Enhancing Revu with real-time collaboration in Studio played a big role in solving this industry challenge, minimizing paper, speeding up project reviews and widening the opportunity to bring teams together more efficiently. By having a deep understanding of customers and the industry’s needs at this perilous time, Bluebeam was able to build solutions for a major industry problem.

Bluebeam has had such a productive relationship with the industry because, in many ways, our customers are an extension of our team, working together to advance the industry.

Lesson #4: The road is never straight; expect the road bumps; enjoy the ride

The hurdles, however difficult they may feel in the moment, are also opportunities. We learned early to adjust, adapt and learn; to be agile in our thinking in the business. This mindset has been vital to our continued growth. Having a direction is important, to be sure, but having the confidence to adapt and adjust in the face of challenges is just as important.

It can be somewhat scary when the path you originally planned changes out from under you, either because of market conditions, learning more about customers or industry changes. Still, having the confidence to adapt and move forward to me is what separates the companies that survive from the ones that don’t.
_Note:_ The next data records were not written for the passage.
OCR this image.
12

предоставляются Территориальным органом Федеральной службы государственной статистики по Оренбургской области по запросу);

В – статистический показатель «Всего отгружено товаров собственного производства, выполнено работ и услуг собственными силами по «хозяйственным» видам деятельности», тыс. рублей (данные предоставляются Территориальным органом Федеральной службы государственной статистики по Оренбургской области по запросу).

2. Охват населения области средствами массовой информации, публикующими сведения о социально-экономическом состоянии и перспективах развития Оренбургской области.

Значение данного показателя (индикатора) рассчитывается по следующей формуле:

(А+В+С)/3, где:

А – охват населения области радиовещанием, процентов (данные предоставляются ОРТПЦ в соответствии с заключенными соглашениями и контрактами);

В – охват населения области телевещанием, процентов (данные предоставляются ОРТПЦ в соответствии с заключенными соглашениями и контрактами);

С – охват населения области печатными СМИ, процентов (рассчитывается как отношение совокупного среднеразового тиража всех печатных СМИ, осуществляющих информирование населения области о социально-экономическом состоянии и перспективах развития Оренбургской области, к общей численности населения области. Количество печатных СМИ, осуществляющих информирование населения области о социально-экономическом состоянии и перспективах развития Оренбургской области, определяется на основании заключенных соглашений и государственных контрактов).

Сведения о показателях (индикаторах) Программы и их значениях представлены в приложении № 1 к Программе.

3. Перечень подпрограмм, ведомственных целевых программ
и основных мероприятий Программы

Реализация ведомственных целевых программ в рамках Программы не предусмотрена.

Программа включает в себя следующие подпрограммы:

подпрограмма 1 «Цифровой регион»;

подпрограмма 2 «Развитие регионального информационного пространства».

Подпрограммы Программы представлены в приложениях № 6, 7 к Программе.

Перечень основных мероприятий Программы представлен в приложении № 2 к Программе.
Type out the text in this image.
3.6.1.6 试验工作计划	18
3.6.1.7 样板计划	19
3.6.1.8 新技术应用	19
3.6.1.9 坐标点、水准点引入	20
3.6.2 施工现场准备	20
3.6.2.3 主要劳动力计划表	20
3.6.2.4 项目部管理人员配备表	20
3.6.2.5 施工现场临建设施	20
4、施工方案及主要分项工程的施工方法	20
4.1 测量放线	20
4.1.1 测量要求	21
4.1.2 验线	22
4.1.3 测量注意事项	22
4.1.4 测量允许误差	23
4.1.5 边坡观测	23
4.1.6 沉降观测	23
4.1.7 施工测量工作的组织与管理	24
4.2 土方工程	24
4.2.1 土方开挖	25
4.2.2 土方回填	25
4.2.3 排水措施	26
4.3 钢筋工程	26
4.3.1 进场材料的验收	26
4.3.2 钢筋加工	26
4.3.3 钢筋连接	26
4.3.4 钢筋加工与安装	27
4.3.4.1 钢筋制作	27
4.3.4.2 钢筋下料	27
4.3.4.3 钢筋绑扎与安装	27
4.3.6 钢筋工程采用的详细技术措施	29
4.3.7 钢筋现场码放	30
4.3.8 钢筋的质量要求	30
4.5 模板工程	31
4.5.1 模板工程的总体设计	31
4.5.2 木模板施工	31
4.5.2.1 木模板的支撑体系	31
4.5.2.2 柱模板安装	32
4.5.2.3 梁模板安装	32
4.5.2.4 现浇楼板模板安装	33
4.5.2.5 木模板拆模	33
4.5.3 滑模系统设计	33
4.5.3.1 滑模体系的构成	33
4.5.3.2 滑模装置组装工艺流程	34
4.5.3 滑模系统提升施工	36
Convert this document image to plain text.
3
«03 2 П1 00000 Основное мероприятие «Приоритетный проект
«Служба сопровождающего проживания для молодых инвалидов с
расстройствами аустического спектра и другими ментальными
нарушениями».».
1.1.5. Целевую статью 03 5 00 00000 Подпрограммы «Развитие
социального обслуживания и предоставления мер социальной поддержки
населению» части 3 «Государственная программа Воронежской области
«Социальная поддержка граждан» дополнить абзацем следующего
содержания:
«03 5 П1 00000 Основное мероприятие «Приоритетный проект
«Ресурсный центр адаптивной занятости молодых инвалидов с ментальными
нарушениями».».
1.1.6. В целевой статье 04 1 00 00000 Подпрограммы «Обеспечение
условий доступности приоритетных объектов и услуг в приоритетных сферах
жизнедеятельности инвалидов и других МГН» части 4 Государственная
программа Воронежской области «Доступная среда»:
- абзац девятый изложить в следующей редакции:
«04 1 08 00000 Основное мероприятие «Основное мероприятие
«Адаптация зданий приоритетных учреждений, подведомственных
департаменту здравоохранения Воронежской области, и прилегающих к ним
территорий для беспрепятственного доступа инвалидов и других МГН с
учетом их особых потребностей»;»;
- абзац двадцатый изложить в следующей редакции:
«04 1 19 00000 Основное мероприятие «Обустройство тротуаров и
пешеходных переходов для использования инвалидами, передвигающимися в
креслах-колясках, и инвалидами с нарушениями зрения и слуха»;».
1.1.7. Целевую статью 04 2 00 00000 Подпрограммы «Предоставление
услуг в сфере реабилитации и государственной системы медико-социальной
Bluebeam was forged in tough economic times, right after the bursting of the initial internet bubble. We grew again during the Great Recession nearly a decade later. And, more recently, as the COVID-19 pandemic sent the industry into remote work, our cloud-based ecosystem was there in what was certainly a fast and difficult transition.

It’s in these times that our customers were looking for ways to streamline their operations to evolve and survive. We at Bluebeam wanted to help in those times, and we continue to grow together as the industry progresses.

As I reflect on the opportunities and challenges over the past two decades, I’m encouraged by the ever-expanding opportunity within our industry. Construction technology wasn’t really a thing in 2002, and it’s amazing to see how vital and important a focus this area has been as a cornerstone for society.

Finally, it’s been incredibly rewarding to see all the great people who have been a part of shaping Bluebeam. So, too, I think Bluebeam has left a mark on our current and past employees, hopefully instilling in them a part of the specialness that is Bluebeam.

It has been gratifying to have influenced these people and to see them paying it forward by carrying elements of the Bluebeam DNA with them as they advance in their careers both here and elsewhere, inside and outside the AEC industry.